Hello,
I had a question about the availability of metadata information (Sample_annotation.csv file) for the leaderboard/test datasets which can be used by the submitted algorithm to perform pre-processing steps on unseen data before predictions?
Thanks.
Created by TUSHAR PATEL tpatel Hi Tushar,
Thank you for your detailed information. I'd like to provide further clarification:
The leaderboard dataset is a subset of samples from the same studies that generated the training data. Consequently, it shares the same "batches" or sources of variation present in the training data. The test data (protected/private), on the other hand, was generated at a single center using the 850K array on a rather homogeneous population.

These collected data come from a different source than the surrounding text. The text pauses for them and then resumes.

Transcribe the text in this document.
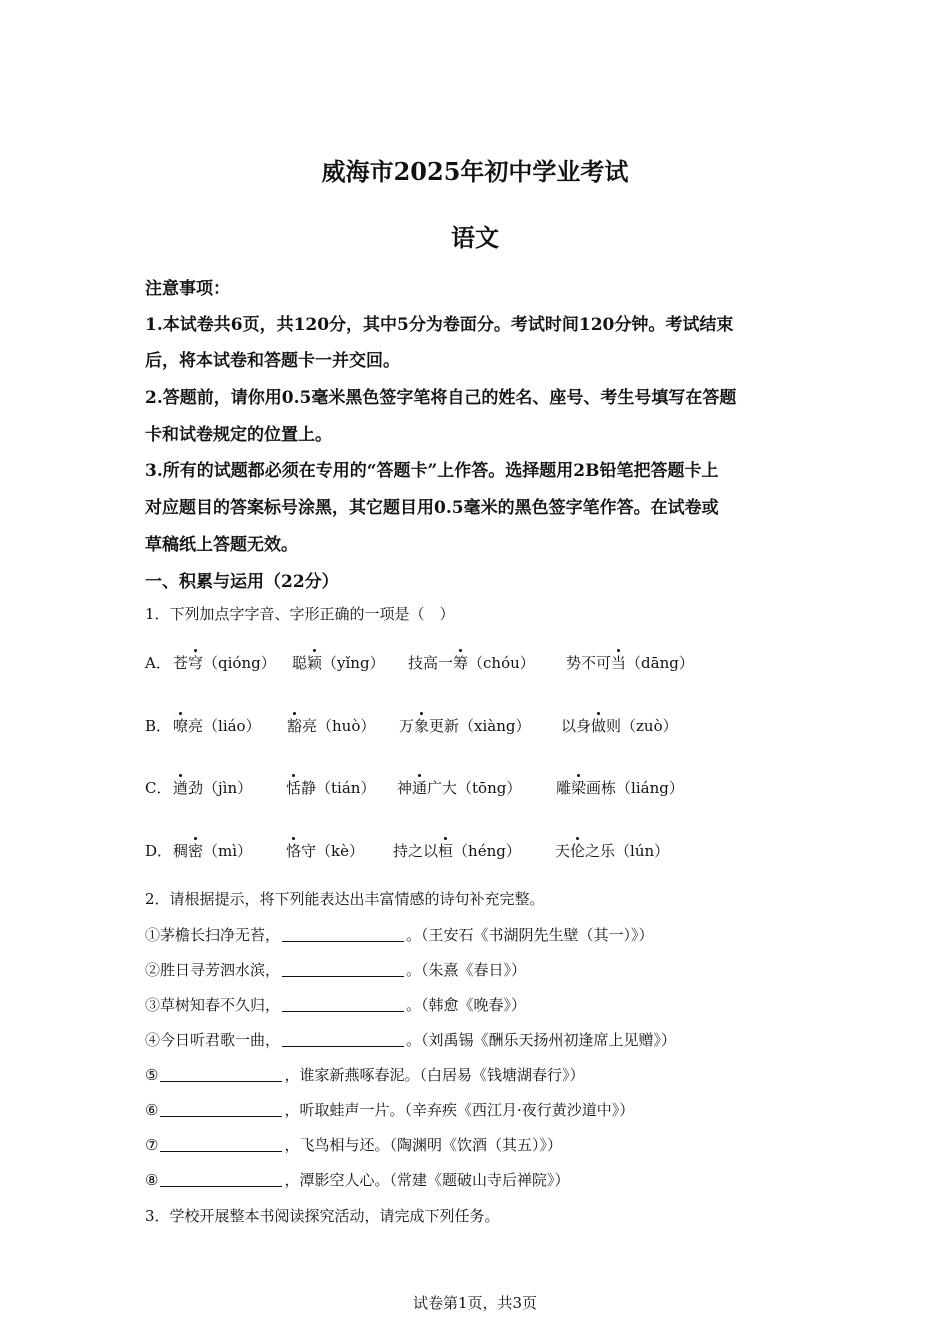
威海市2025年初中学业考试
语文
注意事项：
1.本试卷共6页，共120分，其中5分为卷面分。考试时间120分钟。考试结束
后，将本试卷和答题卡一并交回。
2.答题前，请你用0.5毫米黑色签字笔将自己的姓名、座号、考生号填写在答题
卡和试卷规定的位置上。
3.所有的试题都必须在专用的“答题卡”上作答。选择题用2B铅笔把答题卡上
对应题目的答案标号涂黑，其它题目用0.5毫米的黑色签字笔作答。在试卷或
草稿纸上答题无效。
一、积累与运用（22分）
1．下列加点字字音、字形正确的一项是（　）
A． 苍穹（qióng） 聪颖（yǐng） 技高一筹（chóu） 势不可当（dāng）
B． 嘹亮（liáo） 豁亮（huò） 万象更新（xiàng） 以身做则（zuò）
C． 遒劲（jìn） 恬静（tián） 神通广大（tōng） 雕梁画栋（liáng）
D． 稠密（mì） 恪守（kè） 持之以桓（héng） 天伦之乐（lún）
2．请根据提示，将下列能表达出丰富情感的诗句补充完整。
①茅檐长扫净无苔，	。（王安石《书湖阴先生壁（其一）》）
②胜日寻芳泗水滨，	。（朱熹《春日》）
③草树知春不久归，	。（韩愈《晚春》）
④今日听君歌一曲，	。（刘禹锡《酬乐天扬州初逢席上见赠》）
⑤	，谁家新燕啄春泥。（白居易《钱塘湖春行》）
⑥	，听取蛙声一片。（辛弃疾《西江月·夜行黄沙道中》）
⑦	，飞鸟相与还。（陶渊明《饮酒（其五）》）
⑧	，潭影空人心。（常建《题破山寺后禅院》）
3．学校开展整本书阅读探究活动，请完成下列任务。
试卷第1页，共3页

For your modeling strategy, if you plan to correct for batch effects, I recommend estimating the batches directly from the data (matrices of beta values). Such an approach could then be directly applied to leaderboard or test beta matrices. For real-world applications, however, a model robust to different preprocessing methods or one that can even work on raw data is preferred in my opinion. See the paper by Lee et al., 2019, for an example: https://www.ncbi.nlm.nih.gov/pmc/articles/PMC6628997/.
I hope this clarifies your concerns. Please let me know if you have any further questions.
Best regards,
Gaurav
Hi Gaurav,
Thanks for your prompt response and detailed information. To make my doubt a bit more clearer: the metadata information from the leaderboard or test datasets can be used to preprocess these datasets before making predictions on them (which would be done by the submitted algorithm). For example, to correct for batch effects in test data before using the batch-corrected trained model to make predictions.
Thanks,
Tushar Hi
Thank you for your question regarding the availability of the Sample_annotation.csv file for the leaderboard and test datasets. I'm not entirely clear on how the metadata information from the leaderboard or test datasets may be used for pre-processing during training of the models.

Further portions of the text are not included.